WhatsApp has temporarily suspended giving parent company Facebook information about users in Europe for ad targeting, responding to concerns there over privacy, a source close to the matter has said.
Conversations with officials in Europe over the past few months resulted in the social network deciding to only tapping into WhatsApp user data there for purposes such as fighting spam, according to the source.
The break was described as an effort to give regulators time to share privacy concerns and for Facebook to consider ways to address them.
German data protection authorities in September cited privacy concerns when they blocked Facebook from collecting subscriber data from WhatsApp there.
“It has to be (the users’) decision whether they want to connect their account with Facebook,” Hamburg’s Commissioner for Data Protection and Freedom of Information Johannes Caspar said at the time.
“Facebook has to ask for their permission in advance.”
WhatsApp announced in August that it would begin sharing data with Facebook, in a bid to allow better targeted advertising and to combat spam on the platform.
Users of the instant messenger were given the ability to opt out of sending information to Facebook through settings in WhatsApp’s applications on smartphones.
European data protection group G29 formally expressed its concerns at the end of October.
The G29 sent letters asking Facebook and WhatsApp to stop sharing data until appropriate legal safeguards were in place.
The sharing of WhatsApp user information with Facebook went beyond what subscribers consented to in the original terms of service, the G29 reasoned.
Facebook bought WhatsApp about two years ago in a deal valued about USD 19 billion.

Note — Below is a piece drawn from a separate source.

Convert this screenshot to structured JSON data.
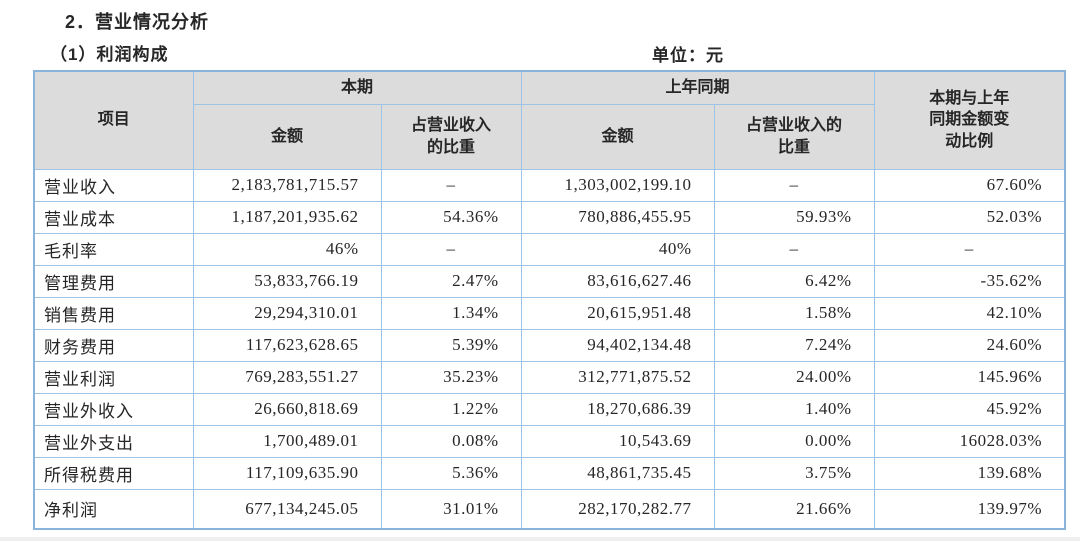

In mid-September, the European Commission recommended tighter privacy and security requirements for services including WhatsApp and Microsoft-owned video calling service Skype, saying they should be regulated more like traditional telecoms.
Under the proposal, the commission would require companies like WhatsApp or Skype to offer emergency-calling services when customers dial traditional phone numbers as well as obey stricter privacy rules.